DUP leader Sir Jeffrey Donaldson said he has told the Taoiseach Micheal Martin that he is not interested in a "sticking plaster" approach to solving problems with the Northern Ireland Protocol.
The Taoiseach is in Belfast meeting with party leaders amid ongoing deadlock at Stormont over the post-Brexit trading arrangements.
The Taoiseach is also meeting a range of business representatives on a visit that will be dominated by the political crisis over the contentious protocol.
The DUP is currently blocking the re-establishment of Stormont's powersharing institutions in protest at the protocol, which has created economic barriers on trade between Great Britain and Northern Ireland.
Following his meeting with the Taoiseach, Sir Jeffrey said: "We spelled it out very clearly to him the problems with the protocol, the harm it is doing to Northern Ireland and that we need a solution, we need decisive action to deal with these problems.
"We are not interested in a sticking plaster approach, or tinkering around the edges, it has to be fundamental change which respects Northern Ireland's place within the UK internal market and nothing short of that will suffice."
The Taoiseach's visit comes in the wake of the UK Government's controversial move to act unilaterally to scrap parts of the protocol.
Liz Truss announced on Tuesday plans to legislate to override parts of the Brexit withdrawal treaty it struck with the EU.
Sir Jeffrey said he wanted to see the UK Government publish its plans before making any decision on re-entering the political institutions.
He said: "My understanding is that the Government will bring forward the legislation early in June.
"We will note what the legislation says and we will take decisions based on the progress that is made.
"I want the institutions to operate as soon as possible but I am not going to telegram to the government what I am going to do until we see what this legislation says, that is fundamentally important.
"I want the people of Northern Ireland to see what the Government is proposing to do, that is why publishing the legislation is important and once we see that legislation of course we will consider what our next step will be."
Speaking earlier, Mr Martin had accused the UK Government of moving "too far in a unilateral way" over the protocol.
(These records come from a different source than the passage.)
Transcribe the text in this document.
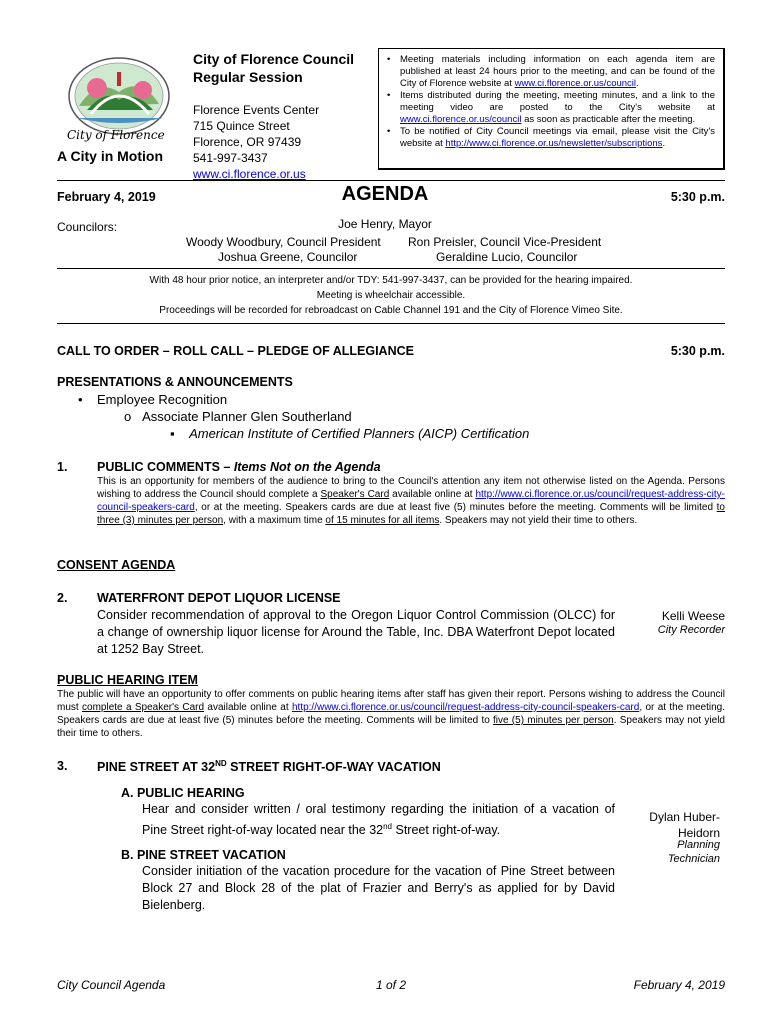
City of Florence
A City in Motion
City of Florence Council
Regular Session
Florence Events Center
715 Quince Street
Florence, OR 97439
541-997-3437
www.ci.florence.or.us
• Meeting materials including information on each agenda item are published at least 24 hours prior to the meeting, and can be found of the City of Florence website at www.ci.florence.or.us/council.
• Items distributed during the meeting, meeting minutes, and a link to the meeting video are posted to the City's website at www.ci.florence.or.us/council as soon as practicable after the meeting.
• To be notified of City Council meetings via email, please visit the City's website at http://www.ci.florence.or.us/newsletter/subscriptions.
February 4, 2019	AGENDA	5:30 p.m.
Councilors:	Joe Henry, Mayor
Woody Woodbury, Council President Ron Preisler, Council Vice-President
Joshua Greene, Councilor	Geraldine Lucio, Councilor
With 48 hour prior notice, an interpreter and/or TDY: 541-997-3437, can be provided for the hearing impaired.
Meeting is wheelchair accessible.
Proceedings will be recorded for rebroadcast on Cable Channel 191 and the City of Florence Vimeo Site.
CALL TO ORDER – ROLL CALL – PLEDGE OF ALLEGIANCE	5:30 p.m.
PRESENTATIONS & ANNOUNCEMENTS
•    Employee Recognition
o   Associate Planner Glen Southerland
▪ American Institute of Certified Planners (AICP) Certification
1. PUBLIC COMMENTS – Items Not on the Agenda
This is an opportunity for members of the audience to bring to the Council's attention any item not otherwise listed on the Agenda. Persons wishing to address the Council should complete a Speaker's Card available online at http://www.ci.florence.or.us/council/request-address-city-council-speakers-card, or at the meeting. Speakers cards are due at least five (5) minutes before the meeting. Comments will be limited to three (3) minutes per person, with a maximum time of 15 minutes for all items. Speakers may not yield their time to others.
CONSENT AGENDA
2. WATERFRONT DEPOT LIQUOR LICENSE
Consider recommendation of approval to the Oregon Liquor Control Commission (OLCC) for a change of ownership liquor license for Around the Table, Inc. DBA Waterfront Depot located at 1252 Bay Street.
Kelli Weese
City Recorder
PUBLIC HEARING ITEM
The public will have an opportunity to offer comments on public hearing items after staff has given their report. Persons wishing to address the Council must complete a Speaker's Card available online at http://www.ci.florence.or.us/council/request-address-city-council-speakers-card, or at the meeting. Speakers cards are due at least five (5) minutes before the meeting. Comments will be limited to five (5) minutes per person. Speakers may not yield their time to others.
3. PINE STREET AT 32ND STREET RIGHT-OF-WAY VACATION
A. PUBLIC HEARING
Hear and consider written / oral testimony regarding the initiation of a vacation of Pine Street right-of-way located near the 32nd Street right-of-way.
B. PINE STREET VACATION
Consider initiation of the vacation procedure for the vacation of Pine Street between Block 27 and Block 28 of the plat of Frazier and Berry's as applied for by David Bielenberg.
Dylan Huber-
Heidorn
Planning
Technician
City Council Agenda	1 of 2	February 4, 2019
He told the BBC: "I spoke to Boris Johnson and I have to nail this, this idea that somehow the European Union is being inflexible on this is just not the truth, it doesn't stack up.
"What has happened now is a certain unilateralism on behalf of the British Government saying 'our way or no way' and you don't negotiate with the European Union on that basis, particularly when you have signed off on the agreement that you now don't like.
"Professional, serious negotiations between the United Kingdom Government and the European Union is the only way to resolve this.
"I believe that the current UK Government has moved too far in a unilateral way on issues, be it legacy, be it the protocol.
"In my view that is not fully in accordance with the spirit of the Good Friday Agreement which involves collaboration, working together."
Mr Martin also said there cannot be a situation where one political party is refusing to allow the Northern Ireland Assembly to meet.
He added: "I think most people would agree that in the democratic world when people vote for their representatives and vote to elect a parliament, the first thing that happens is that parliament should convene.
"It is unheard of in a democratic world that that Parliament would not convene in the aftermath of an election.
"We can't have a situation where one political party determines that the other political parties can't convene in a parliament."
Mr Martin has also held meetings with Sinn Fein and the Ulster Unionists, and will meet with the SDLP later.
Sinn Fein vice president Michelle O'Neill accused the DUP of "denying democracy" by refusing to enter government in Northern Ireland.
Ms O'Neill said: "At a time where democracy is being denied, at a time where the DUP are continuing to prevent the facilitation of an executive being formed, an executive that could start to deliver for the public, I think it is important that he is here to assert his role and to listen to all of the parties.
"There are parties here that want to be in government together, there are parties that want to be in the executive but unfortunately the DUP, sponsored by the British Government, are holding back all of that progress and preventing us from being able to start to put money in people's pockets."
UUP leader Doug Beattie said it could be a lengthy process to revive the Stormont Executive, but said the Assembly could restart in a limited way in a shorter period of time.
"I get a sense that this legislation, this unilateral action will probably be laid before Parliament in the first two weeks of June, and that may be enough for a (Stormont) speaker then to be nominated, and that allows us to do limited work... and what happens after that will depend on whether or not the DUP get the Executive up and running," he said.
"This could be a lengthy process to get the executive up and running, but we could manage it in short time to at least get the Assembly moving in the next month, maybe two months.
"I have got nothing to suggest that that's the case, this doesn't sit with me, this sits with the Democratic Unionist Party."
Meanwhile, Ireland's Foreign Affairs Minister Simon Coveney has met with Foreign Secretary Liz Truss about ongoing concerns around the protocol.
He tweeted: "I made clear Ireland's opposition to the UK breaching international law. The UK needs to get back to talks with the EU."